The deposited charges 113 on gate film 111 form a virtual electrode of an MOS capacitor, wherein the gate film 111 forms the dielectric and substrate 110 can form the other electrode of the MOS capacitor. Note that the deposited charges 113 contact the surface of gate film 111 with very low kinetic energy, thereby ensuring no damage to gate film 111.
After the deposition of corona charges, a step 102 (FIG. 1A) can measure the surface voltage of gate film 110 with a Kelvin probe. FIG. 1C illustrates a simplified Kelvin probe 120 that can measure a surface voltage associated with deposited charges 113. Specifically, Kelvin probe 120 essentially functions as a non-intrusive voltmeter with virtually infinite input impedance.
By incrementally depositing more charge and repeating the voltage measurements of steps 101 and 102, step 103 (FIG. 1A) can generate a charge-voltage (Q-V) curve. FIG. 1D illustrates an exemplary Q-V curve 130. In turn, a capacitance-voltage (C-V) curve can be derived from Q-V curve 130 in step 104 (FIG. 1A). Specifically, referring to FIG. 1D, the capacitances can be determined from a slope of an accumulation region 131 in Q-V curve 130. FIG. 1E illustrates an exemplary C-V curve 140 derived from Q-V curve 130. Unfortunately, because of the small area associated with charge deposition, it is difficult to get an accurate measure of the amount of charge deposited during step 101, thereby preventing an accurate measurement of the capacitance in step 104.

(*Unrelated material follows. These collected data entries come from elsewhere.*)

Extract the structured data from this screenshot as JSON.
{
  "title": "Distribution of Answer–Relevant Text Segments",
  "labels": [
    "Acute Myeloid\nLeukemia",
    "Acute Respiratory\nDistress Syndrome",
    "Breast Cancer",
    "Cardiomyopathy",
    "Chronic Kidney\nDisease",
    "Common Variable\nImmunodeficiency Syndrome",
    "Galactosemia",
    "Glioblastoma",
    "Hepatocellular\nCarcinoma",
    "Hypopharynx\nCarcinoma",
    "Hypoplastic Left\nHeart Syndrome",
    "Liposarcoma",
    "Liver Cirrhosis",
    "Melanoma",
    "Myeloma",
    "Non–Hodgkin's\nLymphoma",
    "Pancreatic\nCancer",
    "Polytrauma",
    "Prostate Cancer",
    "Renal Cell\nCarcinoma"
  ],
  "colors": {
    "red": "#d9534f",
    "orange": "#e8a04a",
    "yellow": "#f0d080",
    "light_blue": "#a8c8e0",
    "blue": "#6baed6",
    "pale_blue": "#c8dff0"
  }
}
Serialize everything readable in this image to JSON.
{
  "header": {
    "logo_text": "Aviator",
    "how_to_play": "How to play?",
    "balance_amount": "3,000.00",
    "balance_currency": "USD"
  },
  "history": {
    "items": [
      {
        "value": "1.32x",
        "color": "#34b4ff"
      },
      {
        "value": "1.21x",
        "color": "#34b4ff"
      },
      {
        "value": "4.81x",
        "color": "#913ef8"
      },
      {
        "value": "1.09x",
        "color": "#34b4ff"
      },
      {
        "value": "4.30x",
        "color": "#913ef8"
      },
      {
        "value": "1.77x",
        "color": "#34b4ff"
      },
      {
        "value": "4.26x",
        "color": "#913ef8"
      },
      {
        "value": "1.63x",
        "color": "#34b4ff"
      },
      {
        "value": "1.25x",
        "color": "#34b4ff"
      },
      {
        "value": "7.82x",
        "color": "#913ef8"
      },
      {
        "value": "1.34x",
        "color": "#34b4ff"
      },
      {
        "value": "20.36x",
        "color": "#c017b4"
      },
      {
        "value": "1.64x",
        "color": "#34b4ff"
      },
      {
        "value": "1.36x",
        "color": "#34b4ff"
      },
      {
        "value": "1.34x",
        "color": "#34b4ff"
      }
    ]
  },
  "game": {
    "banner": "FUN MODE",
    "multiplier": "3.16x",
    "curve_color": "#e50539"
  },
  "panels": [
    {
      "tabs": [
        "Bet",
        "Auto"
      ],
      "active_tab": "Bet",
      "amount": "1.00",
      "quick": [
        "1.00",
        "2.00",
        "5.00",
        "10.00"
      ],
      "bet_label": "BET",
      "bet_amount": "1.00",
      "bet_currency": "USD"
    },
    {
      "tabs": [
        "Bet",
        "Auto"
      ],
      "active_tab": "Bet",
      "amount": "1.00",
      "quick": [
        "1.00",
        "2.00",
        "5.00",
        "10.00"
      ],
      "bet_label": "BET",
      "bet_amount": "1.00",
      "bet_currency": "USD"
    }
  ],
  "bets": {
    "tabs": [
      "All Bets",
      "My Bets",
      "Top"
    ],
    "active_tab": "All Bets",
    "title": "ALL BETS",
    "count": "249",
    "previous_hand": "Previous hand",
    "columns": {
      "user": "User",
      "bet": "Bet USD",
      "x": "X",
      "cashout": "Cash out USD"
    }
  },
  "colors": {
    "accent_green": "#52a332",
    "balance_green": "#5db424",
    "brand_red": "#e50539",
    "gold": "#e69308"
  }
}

FIG. 2 illustrates a technique 200 for measuring the mobility of a substrate under a gate. In this technique 200, step 201 constructs a complete transistor connected to a pad. Step 202 then probes the pad with an electrical testing system. Technique 200, albeit accurate, has the disadvantage requiring actual construction of the complete transistor and its connected pad before the measurement can be made.
FIG. 3A illustrates a technique 300 for measuring the sheet resistance of doped regions in the semiconductor (i.e. implants). In technique 300, step 301 uses either a microwave probe or, alternatively, a four-point probe to measure the sheet resistance. FIG. 3B illustrates an exemplary microwave probe 310 including a micro-coaxial cable 311 having a center conductor 315 that provides a microwave signal and two peripheral elements 313 (e.g. providing signal-ground (S-G)). In this embodiment, microwave probe 310 can include a sleeve 312 for adjusting the pitch between center conductor 315 and peripheral elements 313.
Unfortunately, microwave probe 310 is sensitive to both the sheet resistance of the shallow implanted region as well as the sheet resistance of the substrate below the implanted layer, thereby making separation of the two effects difficult. One disadvantage of using a 4-point probe for measuring sheet resistance is that the 4-point probe must physically contact the wafer, thereby producing undesirable particles. Additionally, the 4-point probe requires an un-patterned region of several millimeters in dimension, which is not commercially viable for production wafers. Yet further, current implants of ultra-shallow junctions can be too shallow to allow an accurate and repeatable measurement, i.e. the tips of the 4-point probe can easily puncture through the entire of the implanted region into the substrate.
Therefore, a need arises for metrology techniques to accurately and efficiently perform electrical measurements on semiconductors.